America's only known female coppersmith lives in Wisconsin. Meet Sara Dahmen, who is bringing a centuries' old art into the modern age

NOW: America’s only known female coppersmith lives in Wisconsin. Meet Sara Dahmen, who is bringing a centuries’ old art into the modern age

FREDONIA, Wis. (CBS 58) -- Inside of a two-story storage unit in Fredonia, Wisconsin, Sara Dahmen stands next to a table, covered with metal scraps and pieces of torn paper.

"Why is this so hard?" Dahmen complains, while furiously tapping her pencil on a notepad covered in mathematical equations.

Her cellphone is her next target, as her fingertips pound the number keys on her open calculator app.

"Nine and 5/32nds? Shoot me now," Dahmen says laughingly, while adjusting her messy bun. "Three divided by sixteen? No."

She's working to figure out what size she needs to cut out from the large shiny sheets of copper that fill the room.

It's part of a custom order for 30 cups for a wedding in August.

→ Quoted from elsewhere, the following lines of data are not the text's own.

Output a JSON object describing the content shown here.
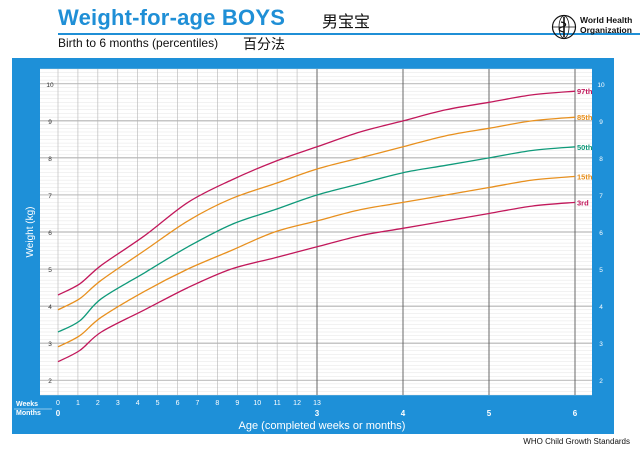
{
  "header": {
    "title": "Weight-for-age BOYS",
    "title_cn": "男宝宝",
    "subtitle": "Birth to 6 months (percentiles)",
    "subtitle_cn": "百分法",
    "org_line1": "World Health",
    "org_line2": "Organization"
  },
  "footer": {
    "credit": "WHO Child Growth Standards"
  },
  "colors": {
    "frame_blue": "#1e90d8",
    "title_blue": "#1f8fd6",
    "plot_bg": "#ffffff",
    "grid_minor": "#b4b4b4",
    "grid_major": "#5a5a5a",
    "p97": "#c2185b",
    "p85": "#e8901e",
    "p50": "#0f9a7a",
    "p15": "#e8901e",
    "p3": "#c2185b"
  },
  "chart_data": {
    "type": "line",
    "title": "Weight-for-age BOYS",
    "subtitle": "Birth to 6 months (percentiles)",
    "xlabel": "Age (completed weeks or months)",
    "ylabel": "Weight (kg)",
    "ylim": [
      1.6,
      10.4
    ],
    "yticks": [
      2,
      3,
      4,
      5,
      6,
      7,
      8,
      9,
      10
    ],
    "weeks_ticks": [
      "0",
      "1",
      "2",
      "3",
      "4",
      "5",
      "6",
      "7",
      "8",
      "9",
      "10",
      "11",
      "12",
      "13"
    ],
    "months_ticks": [
      "0",
      "3",
      "4",
      "5",
      "6"
    ],
    "weeks_row_label": "Weeks",
    "months_row_label": "Months",
    "grid": true,
    "legend": "right-end labels",
    "x_unit": "months",
    "series": [
      {
        "name": "97th",
        "color": "#c2185b",
        "x": [
          0,
          0.25,
          0.5,
          1,
          1.5,
          2,
          2.5,
          3,
          3.5,
          4,
          4.5,
          5,
          5.5,
          6
        ],
        "values": [
          4.3,
          4.6,
          5.1,
          5.9,
          6.8,
          7.4,
          7.9,
          8.3,
          8.7,
          9.0,
          9.3,
          9.5,
          9.7,
          9.8
        ]
      },
      {
        "name": "85th",
        "color": "#e8901e",
        "x": [
          0,
          0.25,
          0.5,
          1,
          1.5,
          2,
          2.5,
          3,
          3.5,
          4,
          4.5,
          5,
          5.5,
          6
        ],
        "values": [
          3.9,
          4.2,
          4.7,
          5.5,
          6.3,
          6.9,
          7.3,
          7.7,
          8.0,
          8.3,
          8.6,
          8.8,
          9.0,
          9.1
        ]
      },
      {
        "name": "50th",
        "color": "#0f9a7a",
        "x": [
          0,
          0.25,
          0.5,
          1,
          1.5,
          2,
          2.5,
          3,
          3.5,
          4,
          4.5,
          5,
          5.5,
          6
        ],
        "values": [
          3.3,
          3.6,
          4.2,
          4.9,
          5.6,
          6.2,
          6.6,
          7.0,
          7.3,
          7.6,
          7.8,
          8.0,
          8.2,
          8.3
        ]
      },
      {
        "name": "15th",
        "color": "#e8901e",
        "x": [
          0,
          0.25,
          0.5,
          1,
          1.5,
          2,
          2.5,
          3,
          3.5,
          4,
          4.5,
          5,
          5.5,
          6
        ],
        "values": [
          2.9,
          3.2,
          3.7,
          4.4,
          5.0,
          5.5,
          6.0,
          6.3,
          6.6,
          6.8,
          7.0,
          7.2,
          7.4,
          7.5
        ]
      },
      {
        "name": "3rd",
        "color": "#c2185b",
        "x": [
          0,
          0.25,
          0.5,
          1,
          1.5,
          2,
          2.5,
          3,
          3.5,
          4,
          4.5,
          5,
          5.5,
          6
        ],
        "values": [
          2.5,
          2.8,
          3.3,
          3.9,
          4.5,
          5.0,
          5.3,
          5.6,
          5.9,
          6.1,
          6.3,
          6.5,
          6.7,
          6.8
        ]
      }
    ]
  }
}
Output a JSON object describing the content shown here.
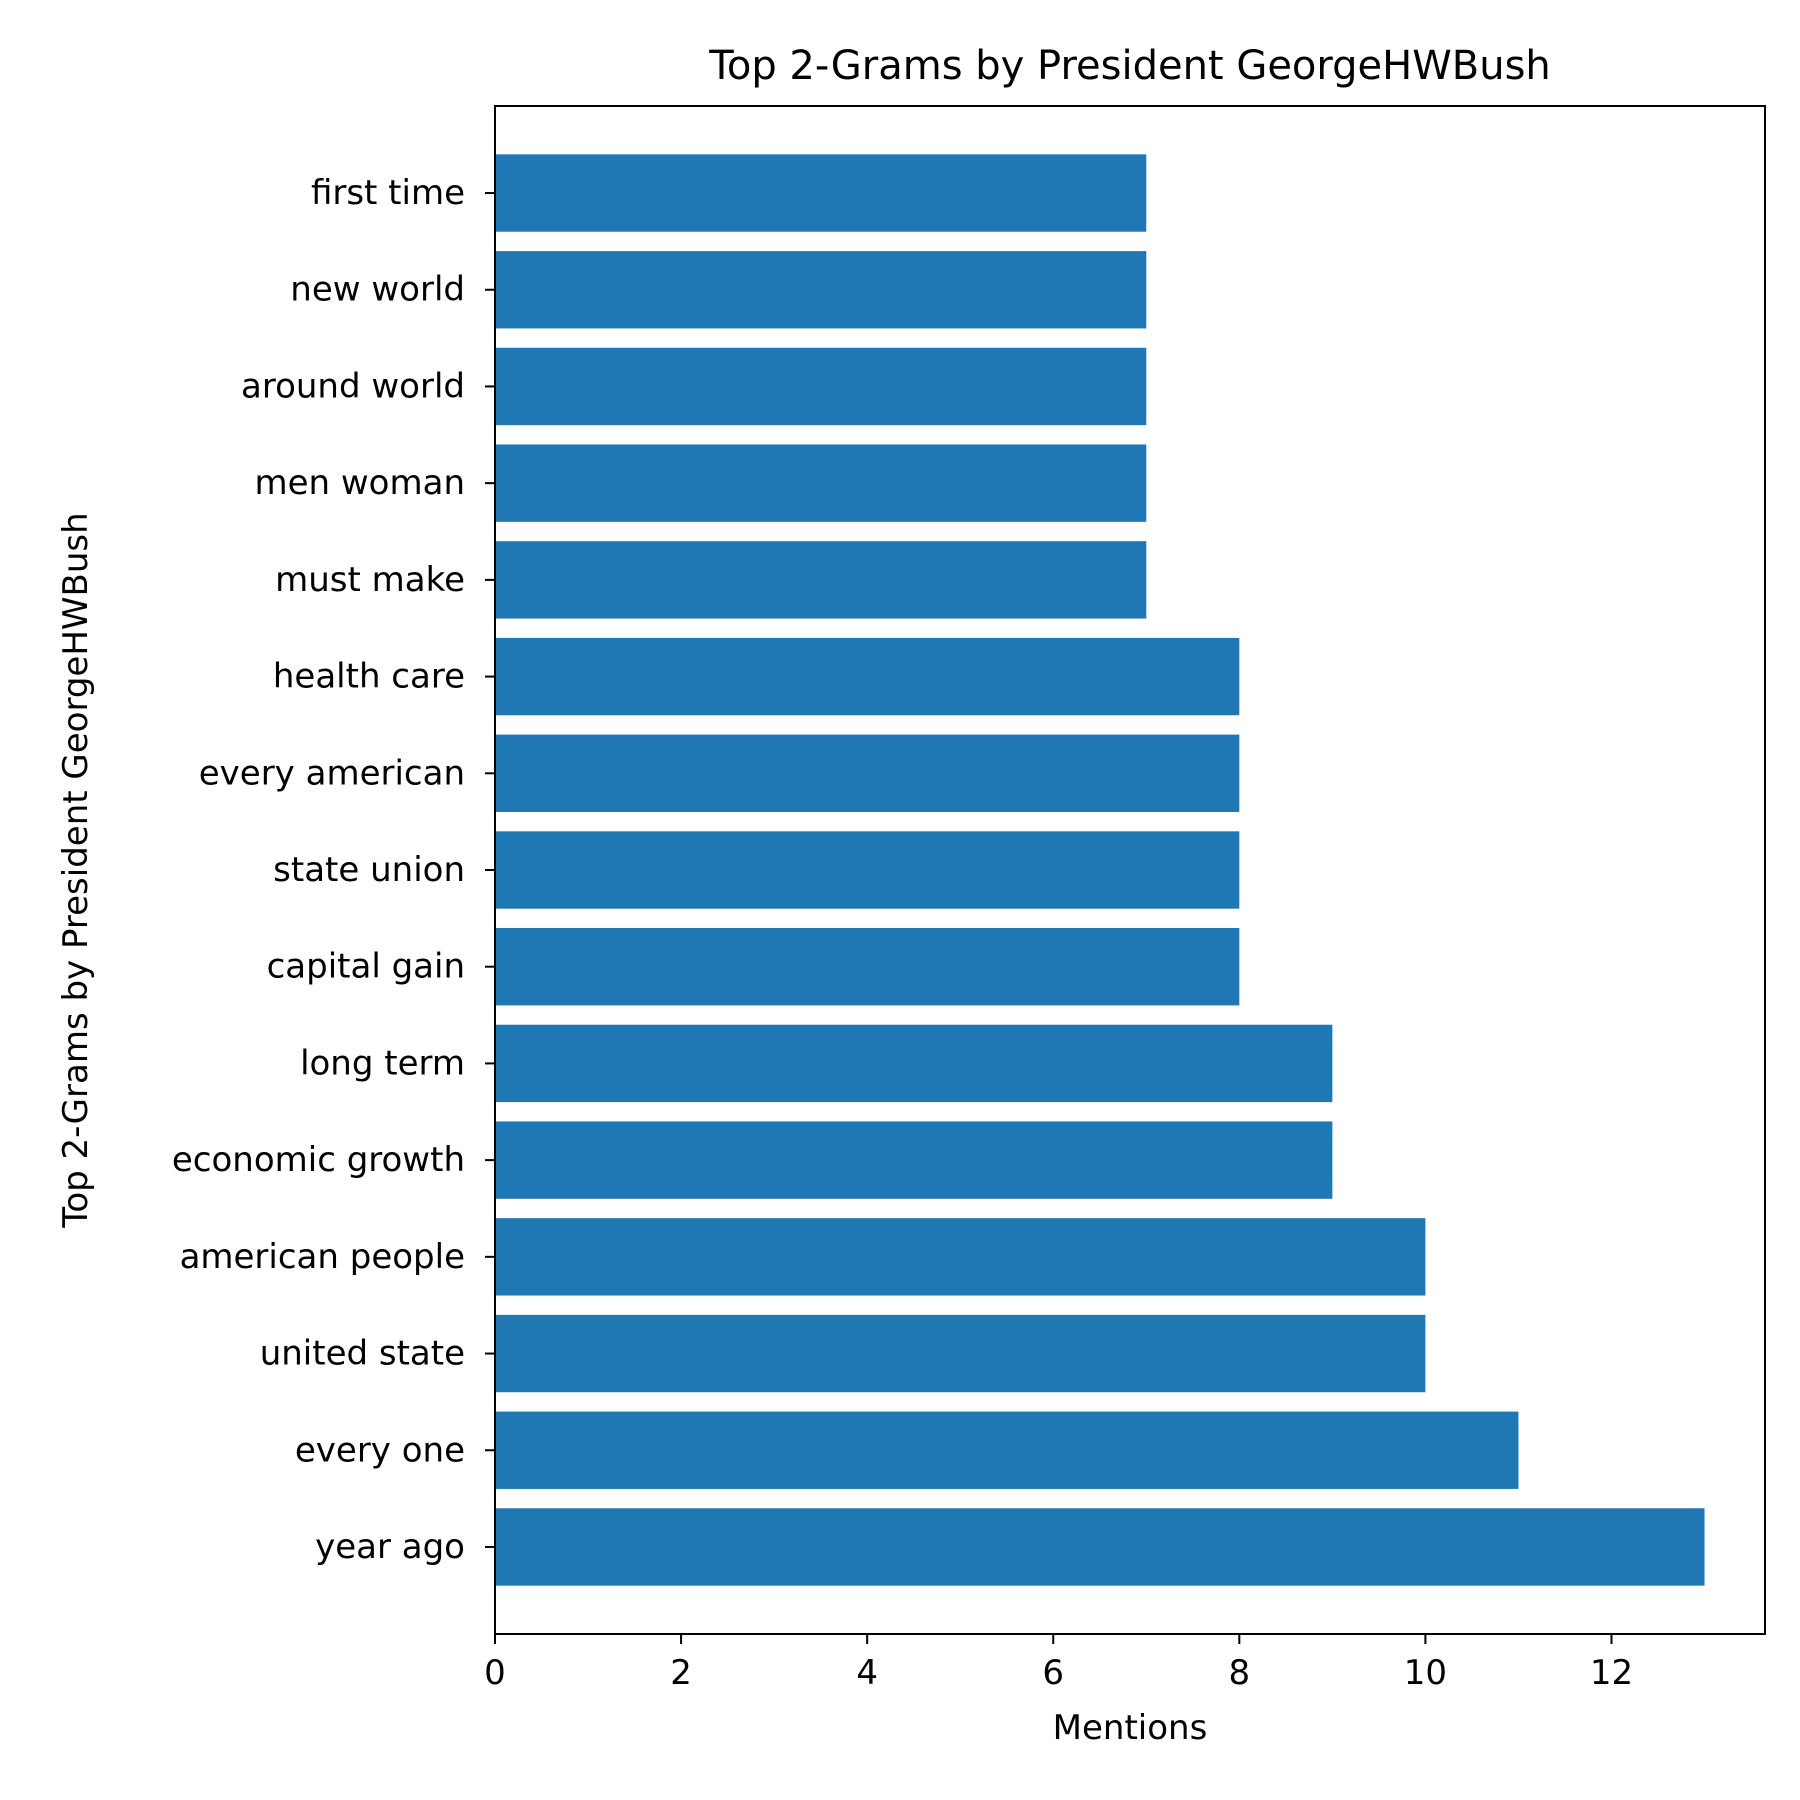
{
  "chart_data": {
    "type": "bar",
    "orientation": "horizontal",
    "title": "Top 2-Grams by President GeorgeHWBush",
    "xlabel": "Mentions",
    "ylabel": "Top 2-Grams by President GeorgeHWBush",
    "categories": [
      "year ago",
      "every one",
      "united state",
      "american people",
      "economic growth",
      "long term",
      "capital gain",
      "state union",
      "every american",
      "health care",
      "must make",
      "men woman",
      "around world",
      "new world",
      "first time"
    ],
    "values": [
      13,
      11,
      10,
      10,
      9,
      9,
      8,
      8,
      8,
      8,
      7,
      7,
      7,
      7,
      7
    ],
    "xlim": [
      0,
      13.65
    ],
    "xticks": [
      0,
      2,
      4,
      6,
      8,
      10,
      12
    ],
    "bar_color": "#1f77b4",
    "grid": false,
    "legend": "none"
  }
}
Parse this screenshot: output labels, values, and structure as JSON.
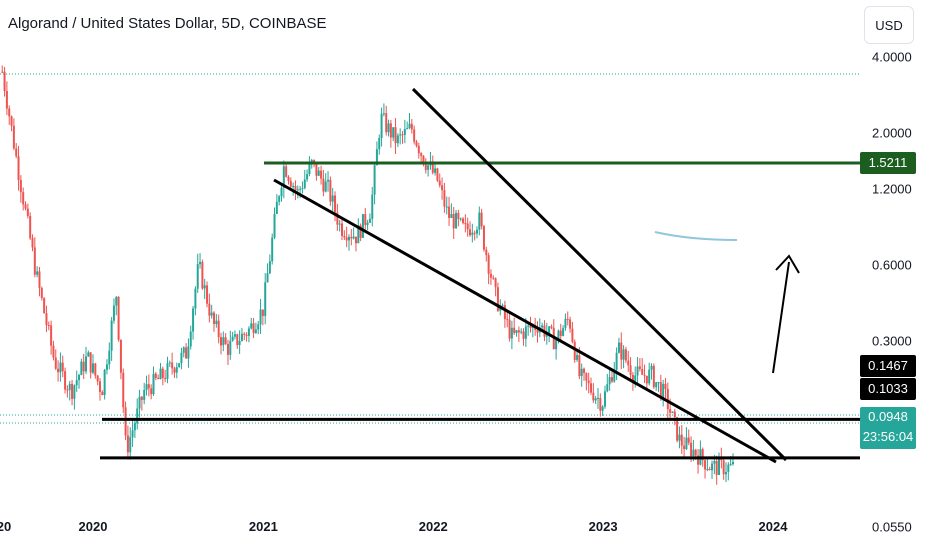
{
  "title": "Algorand / United States Dollar, 5D, COINBASE",
  "currency_label": "USD",
  "chart_data": {
    "type": "candlestick",
    "title": "Algorand / United States Dollar, 5D, COINBASE",
    "yscale": "log",
    "y_ticks": [
      "4.0000",
      "2.0000",
      "1.2000",
      "0.6000",
      "0.3000",
      "0.0550"
    ],
    "x_ticks": [
      "2020",
      "2021",
      "2022",
      "2023",
      "2024"
    ],
    "x_edge_label": "20",
    "price_badges": [
      {
        "label": "1.5211",
        "color": "#1b5e20"
      },
      {
        "label": "0.1467",
        "color": "#000000"
      },
      {
        "label": "0.1033",
        "color": "#000000"
      },
      {
        "label": "0.0948",
        "color": "#26a69a",
        "countdown": "23:56:04"
      }
    ],
    "horizontal_levels": [
      1.5211,
      0.1467,
      0.1033
    ],
    "last_price": 0.0948,
    "colors": {
      "up": "#26a69a",
      "down": "#ef5350",
      "level_green": "#1b5e20",
      "annotation": "#000000",
      "brush": "#90c7dc"
    },
    "price_path": [
      [
        "2019-06-20",
        3.5
      ],
      [
        "2019-07-20",
        1.6
      ],
      [
        "2019-09-01",
        0.55
      ],
      [
        "2019-10-10",
        0.25
      ],
      [
        "2019-11-15",
        0.19
      ],
      [
        "2019-12-20",
        0.26
      ],
      [
        "2020-01-20",
        0.19
      ],
      [
        "2020-02-20",
        0.46
      ],
      [
        "2020-03-12",
        0.11
      ],
      [
        "2020-04-20",
        0.19
      ],
      [
        "2020-06-01",
        0.22
      ],
      [
        "2020-07-20",
        0.27
      ],
      [
        "2020-08-15",
        0.6
      ],
      [
        "2020-09-15",
        0.35
      ],
      [
        "2020-10-15",
        0.28
      ],
      [
        "2020-11-30",
        0.33
      ],
      [
        "2020-12-31",
        0.4
      ],
      [
        "2021-02-01",
        1.1
      ],
      [
        "2021-02-15",
        1.5
      ],
      [
        "2021-03-15",
        1.15
      ],
      [
        "2021-04-15",
        1.5
      ],
      [
        "2021-05-20",
        1.2
      ],
      [
        "2021-06-15",
        0.85
      ],
      [
        "2021-07-20",
        0.78
      ],
      [
        "2021-08-20",
        1.0
      ],
      [
        "2021-09-10",
        2.3
      ],
      [
        "2021-10-15",
        1.85
      ],
      [
        "2021-11-15",
        2.1
      ],
      [
        "2021-12-10",
        1.6
      ],
      [
        "2022-01-10",
        1.3
      ],
      [
        "2022-02-01",
        0.95
      ],
      [
        "2022-03-10",
        0.82
      ],
      [
        "2022-04-10",
        0.9
      ],
      [
        "2022-05-15",
        0.45
      ],
      [
        "2022-06-20",
        0.31
      ],
      [
        "2022-08-15",
        0.35
      ],
      [
        "2022-09-20",
        0.3
      ],
      [
        "2022-10-20",
        0.37
      ],
      [
        "2022-11-10",
        0.22
      ],
      [
        "2022-12-30",
        0.17
      ],
      [
        "2023-02-05",
        0.28
      ],
      [
        "2023-03-10",
        0.22
      ],
      [
        "2023-04-15",
        0.22
      ],
      [
        "2023-05-15",
        0.18
      ],
      [
        "2023-06-15",
        0.12
      ],
      [
        "2023-07-15",
        0.11
      ],
      [
        "2023-08-20",
        0.095
      ],
      [
        "2023-10-10",
        0.0948
      ]
    ]
  }
}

"It's a very cool gift, that's for sure," Dahmen says. "But there's never an end to the math in this shop, unfortunately."

This shop is aptly named "House Copper" -- her home away from home where she works to make and restore copper cookware.

“I’m the only [known] female coppersmith building and restoring cookware in all of America," Dahmen told CBS 58's Ellie Nakamoto-White. “It’s so amazing that I’m here but I never expected to be here.”

Her journey into the trade was... untraditional to say the least.

Dahmen was working as a wedding planner and a novelist, on top of being a wife and mother to three.

It was during her research for a fictional book she was writing about American history in the pioneer era, that she stumbled across the art.

“I found out what the women were using in the kitchens and realized they were using tin and copper and iron," Dahmen said. "I found a local tin and coppersmith who was working in those metals, kind of the old-fashioned way and I happened to ask him if I could show up and watch him work with it.”

But what she didn't know was how much she'd grow to love the trade.

“I enjoyed learning it. It was a surprise and it felt like a mid-life change from going from a wedding planner to a metalsmith," Dahmen said.

She ended up taking on a full-time apprenticeship and sold her wedding planning business.

That was in 2015.

Now nearly a decade later, Dahmen is a pro -- running House Copper complete with her own copper cookware line.

“There’s way more copper than I ever thought in my life," Dahmen said. "I think I’m made of copper now I’ve probably inhaled so much!"

So, why copper?

Dahmen said for one, tin-lined copper is "25 times more efficient than stainless."

"You're using less heat to get a result faster and you have more control over it," Dahmen said. "It's like cooking with a fine paintbrush."

Plus, the metal will live on through future generations.

“There are things that are available that are green and energy efficient and more conductive and will last 300 years," Dahmen said. "The pots themselves could be found in an archaeological dig in 9,000 years and they’ll still be obviously a pot. That’s the part that amazes me.”

Besides the cups, during our interview, Dahmen was also working to re-tin a large pot, efficiently strapping on 10 pounds of safety gear from the mask on her head down to her sturdy boots.

“You have to be so strong to do this and even if you’re very strong, after hours over a 600-degree fire, holding a 15-pound pot static with molten metal, you’re broken," Dahmen said. “There are days I’ll come home and I’m black and you can’t get it out of your skin because it’s just ingrained in your skin, and I can’t even stop shaking because I’m so muscle fatigued.”

She added that working with copper is a lot more physically demanding than some realize -- and it's not about if you'll get hurt, but when.

“You walk in the day going I hope today I don’t get burned so bad I have to go to the hospital, or I don’t get so hurt I am bleeding out on the floor," Dahmen said. “There are times people want to do this and they want to do it as a job and I’m like, start lifting weights, and I’m not kidding.”

But all of the physical labor is worth the chance to bring this more-so forgotten art into the modern age.

Dahmen even uses tools dating back to the 1700s to create her pieces, that she's either inherited from her blacksmith uncle, purchased online, or traded for at annual convergences.

"Everything I'm doing, I'm using all of these tools, and I don't think there's been anything invented modern day that would do the job any better," Dahmen said. "But finding these tools is like hunting for a needle in a haystack."

For those considering trying out metalsmithing? Her advice is to just say yes.

“I feel like if I don’t instill an enthusiasm for this trade or trades like it and teach what I know and write about what I know and write books and blog, then all of what’s in my head in another generation it’ll be absolutely gone," Dahmen said. “If we could get this going, even on a smaller scale, it would save the trade. And I would consider that kind of a legacy of success right there.”